(MCT)—I went to Mexico and read a book by a Canadian author that made me think about work in America.
My vacations tend to be kind of weird that way.
With a week off, I felt the need to unplug from the screens that dominate our working lives, so I settled in on the beach with a good old-fashioned novel, “Waiting for the Man” by Arjun Basu. The book is fiction, unlike most that I bring up in this space. It doesn’t deal with the workplace, per se, but it does involve a worker, a successful ad man named Joe Fields who, despite great career success, realizes he’s not happy.
His inexplicable dissatisfaction consumes him and before long he starts seeing a person—“the man”—who gives him a simple instruction: Wait. Against all logic, Joe listens to this imagined person no one else can see, sits down on the front steps of his building in New York City and waits for the man to tell him what to do next.
Joe reflects on how he got to this point: “For over a decade, life seemed to me something other people did. They lived. I watched. The rest of the world was television to me. Things happened to me but did not touch me. I was free from the kiss that life supposedly bestows upon us.”
Joe’s wait, of course, becomes a news story and the country is soon gripped by the concept of “the man” and who he might be, what faith he might represent.
The man eventually tells Joe to head west. I won’t ruin the story, but it is two things: a fascinating dissection of the media world we live in, a place where everyone, Joe included, is a brand; and a thought-provoking road-trip tale that forced me to ponder my path just as Joe pondered his.

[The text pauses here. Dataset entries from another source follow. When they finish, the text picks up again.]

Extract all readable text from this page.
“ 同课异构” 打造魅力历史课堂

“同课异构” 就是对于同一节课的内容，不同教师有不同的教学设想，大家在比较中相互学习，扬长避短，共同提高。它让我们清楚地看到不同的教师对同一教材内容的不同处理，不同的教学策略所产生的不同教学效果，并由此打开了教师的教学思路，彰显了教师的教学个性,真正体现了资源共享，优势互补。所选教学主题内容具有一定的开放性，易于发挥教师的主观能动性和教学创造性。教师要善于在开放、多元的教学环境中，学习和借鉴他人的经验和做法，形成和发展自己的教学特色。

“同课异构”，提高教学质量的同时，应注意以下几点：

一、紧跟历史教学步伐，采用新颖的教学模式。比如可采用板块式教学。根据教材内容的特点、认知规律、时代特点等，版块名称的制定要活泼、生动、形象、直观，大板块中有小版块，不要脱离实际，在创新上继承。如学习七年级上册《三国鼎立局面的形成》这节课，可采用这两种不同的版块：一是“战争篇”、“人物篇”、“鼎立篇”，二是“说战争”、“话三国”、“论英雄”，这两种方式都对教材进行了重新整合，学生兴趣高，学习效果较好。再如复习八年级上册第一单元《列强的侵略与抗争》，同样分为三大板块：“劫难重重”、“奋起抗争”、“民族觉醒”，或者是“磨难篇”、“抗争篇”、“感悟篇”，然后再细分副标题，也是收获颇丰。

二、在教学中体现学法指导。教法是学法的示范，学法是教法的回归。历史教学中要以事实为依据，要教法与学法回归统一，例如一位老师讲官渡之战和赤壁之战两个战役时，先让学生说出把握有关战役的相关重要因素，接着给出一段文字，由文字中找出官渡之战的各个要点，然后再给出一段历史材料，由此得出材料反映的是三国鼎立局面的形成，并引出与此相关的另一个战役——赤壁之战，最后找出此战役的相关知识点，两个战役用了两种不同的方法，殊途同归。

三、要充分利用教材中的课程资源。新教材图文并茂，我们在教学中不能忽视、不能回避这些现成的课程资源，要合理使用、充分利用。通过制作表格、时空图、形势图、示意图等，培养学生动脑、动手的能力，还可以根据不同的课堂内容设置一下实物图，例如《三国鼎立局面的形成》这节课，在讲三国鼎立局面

“It was emptiness that got me into my situation. I needed something. Someone perhaps. And I went out in search of it. My need was so strong I was willing to follow its dictates, despite the risks. Which is brave. I can see that.”

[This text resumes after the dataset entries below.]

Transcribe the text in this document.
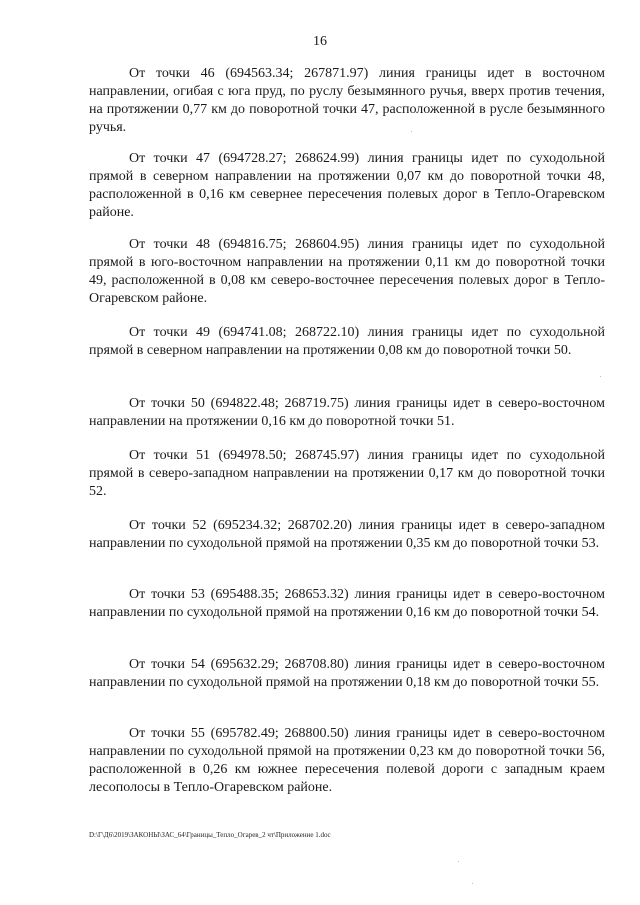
16

От точки 46 (694563.34; 267871.97) линия границы идет в восточном направлении, огибая с юга пруд, по руслу безымянного ручья, вверх против течения, на протяжении 0,77 км до поворотной точки 47, расположенной в русле безымянного ручья.

От точки 47 (694728.27; 268624.99) линия границы идет по суходольной прямой в северном направлении на протяжении 0,07 км до поворотной точки 48, расположенной в 0,16 км севернее пересечения полевых дорог в Тепло-Огаревском районе.

От точки 48 (694816.75; 268604.95) линия границы идет по суходольной прямой в юго-восточном направлении на протяжении 0,11 км до поворотной точки 49, расположенной в 0,08 км северо-восточнее пересечения полевых дорог в Тепло-Огаревском районе.

От точки 49 (694741.08; 268722.10) линия границы идет по суходольной прямой в северном направлении на протяжении 0,08 км до поворотной точки 50.

От точки 50 (694822.48; 268719.75) линия границы идет в северо-восточном направлении на протяжении 0,16 км до поворотной точки 51.

От точки 51 (694978.50; 268745.97) линия границы идет по суходольной прямой в северо-западном направлении на протяжении 0,17 км до поворотной точки 52.

От точки 52 (695234.32; 268702.20) линия границы идет в северо-западном направлении по суходольной прямой на протяжении 0,35 км до поворотной точки 53.

От точки 53 (695488.35; 268653.32) линия границы идет в северо-восточном направлении по суходольной прямой на протяжении 0,16 км до поворотной точки 54.

От точки 54 (695632.29; 268708.80) линия границы идет в северо-восточном направлении по суходольной прямой на протяжении 0,18 км до поворотной точки 55.

От точки 55 (695782.49; 268800.50) линия границы идет в северо-восточном направлении по суходольной прямой на протяжении 0,23 км до поворотной точки 56, расположенной в 0,26 км южнее пересечения полевой дороги с западным краем лесополосы в Тепло-Огаревском районе.

D:\Г\Д6\2019\ЗАКОНЫ\ЗАС_64\Границы_Тепло_Огарев_2 чт\Приложение 1.doc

That notion—the bravery behind forcing yourself to examine your own life—is why I bring this work of fiction up in a workplace column.
We are all brands now, whether we like it or not, and our careers and working lives are narratives writ large on LinkedIn pages and in Twitter and Facebook feeds. The very connectivity that allows work flexibility—email, Skype, instant messaging—and personal branding can, I believe, cloud our perception of what we’re actually doing with our lives.
So it’s important that we step back, at least occasionally, and ask ourselves some difficult questions. That’s what Joe does—in an admittedly over-the-top fashion—in Basu’s novel.
In an email exchange—I don’t believe they have phones in Canada—the author said the story is about the pursuit of happiness: “I think Joe needed to figure things out. To figure out his own story. Who he was.”